Hingga Jumat kemarin (10/07/2020, Kompas.com), kasus pasien terjangkit Corona di Indonesia sudah mencapai 72.347 terhitung sejak 2 Maret 2020. Jumlah ini masih terbuka kemungkinan untuk bertambah di fase "New Normal".
Pemerintah menerapkan kebijakan "New Normal" dengan maksud "mindset" dan pola perilaku warga berubah, kita berkawan dengan virus Corona, tetapi rupanya intensi Pemerintah tidak diterjemahkan dengan baik oleh warganya.
Orang kembali beraktivitas tanpa perubah pola perilaku. Protokol kesehatan yang diperintahkan Pemerintah dengan ancaman sanksi tegas tidak banyak berefek. Di mana-mana kita masih menemukan panorama physical distance atau social distance dan pemakaian masker tidak diindahkan seperti era pra-Covid-19.
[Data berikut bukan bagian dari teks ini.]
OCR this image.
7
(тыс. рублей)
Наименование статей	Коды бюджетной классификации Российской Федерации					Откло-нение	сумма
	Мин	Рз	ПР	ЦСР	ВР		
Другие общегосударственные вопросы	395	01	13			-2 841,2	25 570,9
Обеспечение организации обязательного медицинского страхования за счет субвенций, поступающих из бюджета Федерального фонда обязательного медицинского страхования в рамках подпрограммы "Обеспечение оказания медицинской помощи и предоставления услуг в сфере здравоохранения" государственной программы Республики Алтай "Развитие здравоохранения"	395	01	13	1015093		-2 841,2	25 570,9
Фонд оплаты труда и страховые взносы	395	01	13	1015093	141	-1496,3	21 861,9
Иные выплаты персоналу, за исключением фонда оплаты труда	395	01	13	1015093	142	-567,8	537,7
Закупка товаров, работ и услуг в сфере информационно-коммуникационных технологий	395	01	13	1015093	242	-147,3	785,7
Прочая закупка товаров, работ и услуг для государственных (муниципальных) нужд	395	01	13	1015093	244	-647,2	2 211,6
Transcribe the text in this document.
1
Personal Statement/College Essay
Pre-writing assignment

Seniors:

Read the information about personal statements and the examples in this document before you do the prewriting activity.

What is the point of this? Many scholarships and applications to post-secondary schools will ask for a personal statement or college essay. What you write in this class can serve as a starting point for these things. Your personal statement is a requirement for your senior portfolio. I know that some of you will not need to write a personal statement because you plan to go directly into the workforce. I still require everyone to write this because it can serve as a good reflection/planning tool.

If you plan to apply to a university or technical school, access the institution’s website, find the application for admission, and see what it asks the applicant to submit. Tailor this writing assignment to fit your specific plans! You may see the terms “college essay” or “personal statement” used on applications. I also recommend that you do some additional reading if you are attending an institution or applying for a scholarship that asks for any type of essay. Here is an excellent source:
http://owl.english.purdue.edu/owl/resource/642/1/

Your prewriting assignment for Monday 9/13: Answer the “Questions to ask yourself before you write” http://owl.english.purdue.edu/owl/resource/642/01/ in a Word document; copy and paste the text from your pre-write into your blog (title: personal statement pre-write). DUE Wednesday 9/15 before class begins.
Faktor lain yang memungkinkan penambahan korban adalah belum ditemukkannya vaksin. World Health Organization (WHO) mengklaim bahwa jangka waktu kemungkinan  penciptaan vaksin virus global ini berkisar satu tahun.
Intrik politisasi wabah global ini dan vaksinya akan semakin mempersulit kolaborasi positif-kreatif untuk menciptakan penawar yang sangat bermanfaat untuk ras manusia.
Meskipun curva pandemik Covid-19 kelihatan semakin menanjak, Pemerintah RI menegaskan bawah Pilkada serentak di sekitar 250 area, termasuk di zona merah tidak bisa ditunda (CNN Online, 08/07/2020). Negara ini mau tidak mau harus melaksanakan pesta demokrasi di tengah tragedi global dan domestik.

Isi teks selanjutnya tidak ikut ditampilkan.